London is built from concrete, steel and the creative urge.
Old technology gives way to the new. Progress is inevitable – but is it more fragile than its inhabitants realise?
A strange anomaly is uncovered in the new top-secret Crossrail extension being built under Buckingham Palace. It is an archeological puzzle, one that may transform our understanding of history – and the origins of London itself.
And if our modern world falls, we may have to turn to the technology of the past in order to save our future.
I received a copy of this book in exchange for an honest review.
Rian Hughe’s books are hard to describe using words. They’re beautiful, weird, unsettling, GORGEOUS and unlike anything I have ever come across. You have to get hard copies of Hughes’ work because reading it is an experience and you need to really see the design to understand that.
This is a book about architecture, technology, and what feels like a healthy dose of believable conspiracy theory. Trust me it works so well, I stayed up well into the night to finish this book as I just couldn’t stop reading. There was a point in the book where parts just felt like they could be completely real and true and I found myself thinking that I wouldn’t be surprised if this turned out to actually be a real thing.

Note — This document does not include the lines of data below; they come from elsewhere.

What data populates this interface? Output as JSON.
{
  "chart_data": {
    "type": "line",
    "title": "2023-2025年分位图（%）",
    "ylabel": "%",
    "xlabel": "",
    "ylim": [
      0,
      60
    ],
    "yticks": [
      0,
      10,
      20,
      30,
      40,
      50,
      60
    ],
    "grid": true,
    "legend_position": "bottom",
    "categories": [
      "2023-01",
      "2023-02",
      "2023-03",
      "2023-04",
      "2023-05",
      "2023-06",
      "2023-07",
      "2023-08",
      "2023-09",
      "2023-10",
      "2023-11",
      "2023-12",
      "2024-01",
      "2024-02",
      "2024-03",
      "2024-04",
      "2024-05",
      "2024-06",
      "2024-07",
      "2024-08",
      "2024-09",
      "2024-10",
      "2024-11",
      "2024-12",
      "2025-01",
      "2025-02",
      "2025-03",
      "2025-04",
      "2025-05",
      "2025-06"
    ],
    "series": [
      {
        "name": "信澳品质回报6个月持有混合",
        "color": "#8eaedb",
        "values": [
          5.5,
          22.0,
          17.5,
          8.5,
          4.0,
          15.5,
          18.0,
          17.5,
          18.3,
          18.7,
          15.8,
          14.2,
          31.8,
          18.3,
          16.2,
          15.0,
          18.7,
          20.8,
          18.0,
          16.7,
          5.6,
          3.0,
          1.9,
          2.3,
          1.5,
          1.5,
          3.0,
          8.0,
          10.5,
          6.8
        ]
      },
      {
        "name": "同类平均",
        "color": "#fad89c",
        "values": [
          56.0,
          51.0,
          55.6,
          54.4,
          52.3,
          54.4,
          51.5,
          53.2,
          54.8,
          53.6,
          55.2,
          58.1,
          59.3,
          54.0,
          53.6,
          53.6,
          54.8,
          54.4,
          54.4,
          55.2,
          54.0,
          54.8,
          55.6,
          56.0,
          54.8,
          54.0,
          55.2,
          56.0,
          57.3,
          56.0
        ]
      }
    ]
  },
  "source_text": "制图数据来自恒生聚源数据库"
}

It’s hard to talk about The Black Locomotive without heading into spoiler territory. I firmly believe that you should go into this book knowing as little as possible. Hughes hurtles you through the plot, using differing PoV to give new angles and perspectives. It never slows down and there’s a whole section involving a steam train that really ramps up the pace and gets your blood pumping.

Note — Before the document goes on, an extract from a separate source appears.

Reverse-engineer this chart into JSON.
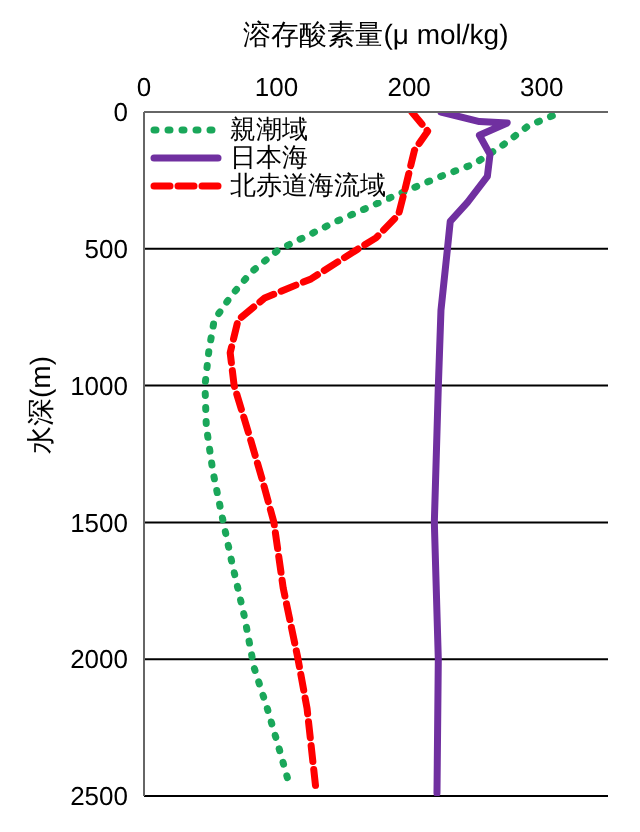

Not only does this book contain some gorgeous imagery and illustrations but Hughes uses different fonts for each character. Not only do you get a sense of personality through the writing but you get an extra layer through the fonts that Hughes has chosen. There is nothing in this book that isn’t there for a very good reason, and that each marking isn’t random. It makes you appreciate everything just that little bit more.
The plot of The Black Locomotive is less dense than XX (which you should also read), but it doesn’t make it any less incredible. I still found myself completely pulled in and awestruck by parts of this book. I wished this book was longer. It ended just at the moment where I wanted more. The plot just hits what could be the start of another act and then it’s over! I respect Hughes’ decision here because it works but I have a hope that maybe we’ll get another book to explore what happens after this one. I felt like it wasn’t quite over.
Secret societies, archaeology and a dose of sci-fi. That’s just part of what you’re getting in The Black Locomotive. Buy it, read it, display it and love it. That’s my recommendation.